Backlist to the Future: Dreams of the West

With the release date of Ooligan’s upcoming book, tentatively titled Mastersounds, quickly approaching, we prepare to once again look at how our cultural history has shaped this place we call home. Mastersounds will show the rich history of jazz throughout the Pacific Northwest with a specific focus on Seattle and Portland. This new text, written by local jazz legend Lynn Darroch, will be rich with textual and visual pieces of the Pacific Northwest’s musical past. While Mastersounds is still many months away from hitting a bookstore near you, to get a glimpse of what the final text may look like, you need look no further than Ooligan’s 2007 title, Dreams of the West: A History of the Chinese in Oregon 1850-1950.

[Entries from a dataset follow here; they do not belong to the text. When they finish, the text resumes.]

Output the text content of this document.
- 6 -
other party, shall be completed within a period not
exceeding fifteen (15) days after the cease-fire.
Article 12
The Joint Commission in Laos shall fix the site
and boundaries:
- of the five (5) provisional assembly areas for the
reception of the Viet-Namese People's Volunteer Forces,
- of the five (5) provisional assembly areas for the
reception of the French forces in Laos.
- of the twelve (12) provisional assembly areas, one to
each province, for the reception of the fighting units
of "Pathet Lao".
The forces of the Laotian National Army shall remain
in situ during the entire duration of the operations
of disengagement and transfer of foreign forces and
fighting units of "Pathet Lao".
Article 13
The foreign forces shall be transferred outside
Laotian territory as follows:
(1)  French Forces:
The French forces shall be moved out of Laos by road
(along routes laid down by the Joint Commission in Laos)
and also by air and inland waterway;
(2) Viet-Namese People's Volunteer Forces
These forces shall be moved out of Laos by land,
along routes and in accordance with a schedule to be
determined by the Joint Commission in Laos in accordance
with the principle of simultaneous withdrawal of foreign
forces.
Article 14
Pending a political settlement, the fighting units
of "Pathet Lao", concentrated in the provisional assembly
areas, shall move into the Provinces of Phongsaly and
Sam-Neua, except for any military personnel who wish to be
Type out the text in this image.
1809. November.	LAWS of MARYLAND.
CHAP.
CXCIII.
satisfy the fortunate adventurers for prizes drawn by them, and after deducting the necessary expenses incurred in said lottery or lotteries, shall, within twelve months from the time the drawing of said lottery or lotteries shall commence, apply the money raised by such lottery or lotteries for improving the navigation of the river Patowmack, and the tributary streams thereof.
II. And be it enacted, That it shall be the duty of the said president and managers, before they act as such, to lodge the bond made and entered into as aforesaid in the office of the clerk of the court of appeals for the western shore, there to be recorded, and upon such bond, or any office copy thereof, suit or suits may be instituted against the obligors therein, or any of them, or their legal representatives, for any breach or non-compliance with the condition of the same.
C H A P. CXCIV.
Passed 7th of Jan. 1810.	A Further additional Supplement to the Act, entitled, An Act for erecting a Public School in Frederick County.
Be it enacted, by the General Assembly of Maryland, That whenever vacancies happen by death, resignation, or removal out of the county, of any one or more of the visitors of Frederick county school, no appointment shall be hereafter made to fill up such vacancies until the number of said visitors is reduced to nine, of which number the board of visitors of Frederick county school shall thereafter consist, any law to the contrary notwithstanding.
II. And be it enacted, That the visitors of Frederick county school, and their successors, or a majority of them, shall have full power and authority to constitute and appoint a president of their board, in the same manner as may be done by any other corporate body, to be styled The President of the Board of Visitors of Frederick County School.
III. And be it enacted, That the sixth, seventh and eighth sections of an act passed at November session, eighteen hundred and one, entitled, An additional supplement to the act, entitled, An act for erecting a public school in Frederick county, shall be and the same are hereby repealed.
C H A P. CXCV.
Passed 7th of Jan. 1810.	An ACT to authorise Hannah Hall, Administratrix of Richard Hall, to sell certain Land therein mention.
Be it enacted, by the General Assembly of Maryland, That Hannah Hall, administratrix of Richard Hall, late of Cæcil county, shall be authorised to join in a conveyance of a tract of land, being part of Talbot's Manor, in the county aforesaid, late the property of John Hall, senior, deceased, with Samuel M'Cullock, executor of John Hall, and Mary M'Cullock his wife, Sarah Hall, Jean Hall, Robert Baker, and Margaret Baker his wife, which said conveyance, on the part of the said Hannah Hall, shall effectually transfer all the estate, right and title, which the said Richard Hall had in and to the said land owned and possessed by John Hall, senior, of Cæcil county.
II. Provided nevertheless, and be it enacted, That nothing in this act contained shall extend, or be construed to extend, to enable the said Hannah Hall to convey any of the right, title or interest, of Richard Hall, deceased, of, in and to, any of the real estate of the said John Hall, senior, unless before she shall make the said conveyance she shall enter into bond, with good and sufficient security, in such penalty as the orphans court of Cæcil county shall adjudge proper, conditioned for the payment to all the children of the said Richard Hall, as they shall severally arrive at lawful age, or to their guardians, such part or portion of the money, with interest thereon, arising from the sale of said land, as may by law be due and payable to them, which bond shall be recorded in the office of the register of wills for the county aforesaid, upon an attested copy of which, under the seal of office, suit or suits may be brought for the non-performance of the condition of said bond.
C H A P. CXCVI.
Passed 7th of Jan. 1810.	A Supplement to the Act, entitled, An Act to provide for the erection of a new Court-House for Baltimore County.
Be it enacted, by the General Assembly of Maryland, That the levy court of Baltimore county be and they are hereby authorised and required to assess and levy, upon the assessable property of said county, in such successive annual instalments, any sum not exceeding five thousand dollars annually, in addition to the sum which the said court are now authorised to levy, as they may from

Like Mastersounds, Dreams of the West is a visual exploration of how the Oregon that we know today came to be. Accompanied by a plethora of informative text in both English and Chinese characters, this book shows us an Oregon that grew out of the blood, sweat, and tears of the Chinese immigrants whose fingerprints can still be seen throughout the architecture, cuisine, and art of the Pacific Northwest. Despite weathering terrible conditions and prevalent (often state-sanctioned) discrimination and harassment upon their arrival to America, the hardy and determined Chinese population that arrived in Oregon during the 19th and early 20th centuries steadily carved out a place for themselves, proving to be arguably the most significant foreign culture to impact what our state would eventually become. With the help and cooperation of the Chinese Consolidated Benevolent Association and The Oregon Historical Society, Ooligan was able to produce a title that gives an identity to the often nameless and faceless immigrants who helped to build a community of people that, regardless of race or origin, can simply identify as Oregonians.

Down to the book size and the heavy focus on historical images to accompany the text, Dreams of the West will serve as a sort of bellwether to the design and direction that Mastersounds will adopt. Even more than the physical features of the upcoming Mastersounds, Dreams of the West is the precursor to one of the most important messages that we here at Ooligan aim to deliver: through our unique past and identity, we are like no other place in the world. Whether it be jazz, Chinese immigrants, or anything else that makes the Pacific Northwest what it is today, Ooligan Press will strive to give appreciation to the things that make us who we are.

Unique Contact Lists

Hello all,

Over the last few weeks the team has been working away on developing a contact list of media and places that we could collaborate with to promote the project. While we at Ooligan do have a general list of people and places we contact for each title, every project has a unique theme and feel that requires some thinking out of the box.

In the case of Mastersounds, we have to look beyond the print and online media for nonfiction titles and more into where the readers spend their time. We have added jazz clubs, famous hotels, festivals, musicians, and more to our contact list and it is still growing.

We also use this list to promote other important events in the jazz community. Most recently, the Portland State University Jazz Series has kicked off and Chad McCullough (trumpet) will be performing live in Lincoln Hall, RM 47, from 5-7 pm. Stop by to hear some great music!